Problem 15

Question

For the following exercises, find the determinant. $$ \left|\begin{array}{rrr} -1 & 0 & 0 \\ 0 & 1 & 0 \\ 0 & 0 & -3 \end{array}\right| $$

Step-by-Step Solution

Verified
Answer
The determinant is 3.
1Step 1: Understanding the Determinant of a Diagonal Matrix
When dealing with a diagonal matrix, where all the non-diagonal elements are zero, the determinant is the product of the diagonal elements. This makes calculating determinants for diagonal matrices straightforward.
2Step 2: Identifying the Diagonal Elements
Look at the matrix and identify the elements on the main diagonal, which are the ones at positions (1,1), (2,2), and (3,3). In this matrix, the diagonal elements are -1, 1, and -3.
3Step 3: Multiplying the Diagonal Elements
Calculate the determinant by multiplying the diagonal elements together: \[-1 imes 1 imes (-3)\] This simplifies to -1 times 1 times -3 which equals 3.
4Step 4: Concluding the Problem
Since the determinant is the product of the diagonal elements, for this diagonal matrix, the determinant is 3.

Key Concepts

Diagonal MatrixMatrix OperationsLinear Algebra
Diagonal Matrix
A diagonal matrix simplifies many mathematical operations in linear algebra. This special type of square matrix has all its elements outside the main diagonal equal to zero.
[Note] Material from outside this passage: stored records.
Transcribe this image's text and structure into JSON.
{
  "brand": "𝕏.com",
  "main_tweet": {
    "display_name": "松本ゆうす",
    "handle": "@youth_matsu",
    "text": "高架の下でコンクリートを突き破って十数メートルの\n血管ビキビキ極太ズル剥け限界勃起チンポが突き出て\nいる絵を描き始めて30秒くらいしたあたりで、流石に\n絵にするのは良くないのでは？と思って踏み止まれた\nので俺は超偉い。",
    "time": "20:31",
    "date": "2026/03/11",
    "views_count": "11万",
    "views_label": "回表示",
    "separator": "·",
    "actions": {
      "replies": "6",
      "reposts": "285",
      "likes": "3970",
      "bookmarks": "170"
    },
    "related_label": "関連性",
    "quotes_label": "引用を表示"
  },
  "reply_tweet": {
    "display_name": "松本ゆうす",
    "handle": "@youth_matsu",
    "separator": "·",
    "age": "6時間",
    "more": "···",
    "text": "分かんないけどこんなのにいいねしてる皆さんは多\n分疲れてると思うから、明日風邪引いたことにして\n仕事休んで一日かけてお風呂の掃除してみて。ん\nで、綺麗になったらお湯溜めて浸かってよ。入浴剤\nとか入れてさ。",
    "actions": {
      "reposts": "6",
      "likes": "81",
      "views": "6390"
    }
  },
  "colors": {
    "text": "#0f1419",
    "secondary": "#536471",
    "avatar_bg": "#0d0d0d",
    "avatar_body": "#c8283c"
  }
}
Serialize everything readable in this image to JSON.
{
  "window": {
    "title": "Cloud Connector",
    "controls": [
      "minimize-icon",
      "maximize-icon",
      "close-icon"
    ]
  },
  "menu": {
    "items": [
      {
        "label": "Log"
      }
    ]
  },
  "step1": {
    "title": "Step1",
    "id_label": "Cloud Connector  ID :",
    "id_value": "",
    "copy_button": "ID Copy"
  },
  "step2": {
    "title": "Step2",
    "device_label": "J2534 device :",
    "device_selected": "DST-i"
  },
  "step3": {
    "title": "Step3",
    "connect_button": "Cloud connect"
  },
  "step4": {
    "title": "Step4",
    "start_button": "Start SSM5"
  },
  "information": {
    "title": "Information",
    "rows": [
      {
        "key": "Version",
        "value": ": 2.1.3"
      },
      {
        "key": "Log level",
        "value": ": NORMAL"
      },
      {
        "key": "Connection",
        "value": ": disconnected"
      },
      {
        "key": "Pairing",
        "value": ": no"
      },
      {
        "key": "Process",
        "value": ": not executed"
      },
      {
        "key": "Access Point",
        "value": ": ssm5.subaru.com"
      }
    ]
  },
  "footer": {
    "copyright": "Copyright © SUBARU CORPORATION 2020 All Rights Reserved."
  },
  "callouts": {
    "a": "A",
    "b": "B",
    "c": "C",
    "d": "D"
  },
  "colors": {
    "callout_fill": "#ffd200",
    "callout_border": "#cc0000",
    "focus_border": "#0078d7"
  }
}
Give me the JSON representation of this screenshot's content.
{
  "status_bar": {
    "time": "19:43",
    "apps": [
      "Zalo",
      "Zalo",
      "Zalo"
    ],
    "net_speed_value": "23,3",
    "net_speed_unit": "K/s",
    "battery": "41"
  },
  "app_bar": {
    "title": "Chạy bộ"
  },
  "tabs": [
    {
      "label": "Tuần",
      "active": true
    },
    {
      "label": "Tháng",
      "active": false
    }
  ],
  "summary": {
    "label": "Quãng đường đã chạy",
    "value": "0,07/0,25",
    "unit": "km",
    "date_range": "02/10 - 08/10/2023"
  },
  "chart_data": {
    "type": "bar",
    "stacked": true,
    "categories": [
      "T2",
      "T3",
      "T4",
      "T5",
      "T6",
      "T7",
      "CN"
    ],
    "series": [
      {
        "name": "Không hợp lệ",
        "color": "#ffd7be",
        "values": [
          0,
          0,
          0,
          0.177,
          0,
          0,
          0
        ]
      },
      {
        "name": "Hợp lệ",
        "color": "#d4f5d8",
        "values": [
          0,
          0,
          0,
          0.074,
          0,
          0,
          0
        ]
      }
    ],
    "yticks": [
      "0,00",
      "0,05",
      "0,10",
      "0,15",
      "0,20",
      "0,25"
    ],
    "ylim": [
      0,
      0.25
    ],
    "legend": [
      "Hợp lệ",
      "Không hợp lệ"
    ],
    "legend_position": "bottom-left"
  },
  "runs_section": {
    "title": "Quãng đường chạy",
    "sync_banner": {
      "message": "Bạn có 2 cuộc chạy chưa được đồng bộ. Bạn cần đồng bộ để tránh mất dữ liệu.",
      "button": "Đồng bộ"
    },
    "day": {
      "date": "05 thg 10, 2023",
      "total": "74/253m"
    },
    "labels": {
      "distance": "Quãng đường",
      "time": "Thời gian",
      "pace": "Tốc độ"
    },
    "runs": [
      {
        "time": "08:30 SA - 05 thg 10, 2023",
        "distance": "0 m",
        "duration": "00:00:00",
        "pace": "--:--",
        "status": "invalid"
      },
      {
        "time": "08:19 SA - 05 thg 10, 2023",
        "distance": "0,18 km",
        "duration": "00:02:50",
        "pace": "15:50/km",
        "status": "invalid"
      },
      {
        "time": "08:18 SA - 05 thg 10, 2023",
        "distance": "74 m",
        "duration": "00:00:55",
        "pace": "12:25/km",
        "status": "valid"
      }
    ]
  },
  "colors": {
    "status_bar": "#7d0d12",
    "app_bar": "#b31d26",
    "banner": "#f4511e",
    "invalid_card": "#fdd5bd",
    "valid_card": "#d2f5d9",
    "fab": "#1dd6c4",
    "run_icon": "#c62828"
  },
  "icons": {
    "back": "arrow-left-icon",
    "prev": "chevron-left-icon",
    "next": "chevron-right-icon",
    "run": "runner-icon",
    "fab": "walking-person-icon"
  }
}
Having this property brings about several conveniences, especially when calculating the determinant.
An example of a diagonal matrix is:
\[ \begin{bmatrix} a & 0 & 0 \ 0 & b & 0 \ 0 & 0 & c \end{bmatrix} \]
Here, \( a \), \( b \), and \( c \) are the diagonal elements, and they can be any real numbers.
  • If a matrix is diagonal, the determinant can be found simply by multiplying these diagonal entries together.
  • This property makes diagonal matrices particularly useful in simplifying more complex matrix operations, allowing quick calculations without resorting to more extensive algebraic processes.
Diagonal matrices are not only present in pure mathematics but also have applications in computer algorithms and data analysis, where data simplification is often needed.
Matrix Operations
Matrix operations are the foundation of many computations in linear algebra. There are several basic operations associated with matrices, such as addition, subtraction, scalar multiplication, matrix multiplication, and others. Each operation follows specific rules and is essential in a variety of mathematical fields.
  • Addition and Subtraction: Two matrices of the same dimension can be added or subtracted by performing the operation element-wise. That means you simply add or subtract corresponding elements.
  • Scalar Multiplication: This involves multiplying every cell in the matrix by the same number (the scalar), effectively scaling the matrix.
  • Matrix Multiplication: This more complex operation requires the number of columns in the first matrix to match the number of rows in the second. It involves multiplying elements and adding the resulting products, which can produce a new matrix with different dimensions.
Each of these operations is crucial for solving systems of equations, transforming geometric figures, and more. Understanding these basic operations is essential to advancing in linear algebra.
Linear Algebra
Linear algebra is a branch of mathematics that deals with vectors, vector spaces, and linear transformations. It is fundamental to both pure and applied mathematics. Linear algebra allows for the understanding and manipulation of data structures, providing a framework for modeling many real-world systems.
Key elements of linear algebra include:
  • Vectors: These are objects that represent both magnitude and direction, often used to signify a point in space.
  • Vector Spaces: Collections where vectors can be added together and multiplied by scalars while still remaining within the space.
  • Linear Transformations: These are mappings between vector spaces that preserve the operations of addition and scalar multiplication.
Beyond the theoretical aspects, linear algebra is incredibly important in fields like computer science, engineering, physics, statistics, and data science. Its concepts form the basis for algorithms in machine learning, optimizations, and simulations. Thus, a strong grasp of linear algebra is essential for anyone looking to understand and develop modern scientific models.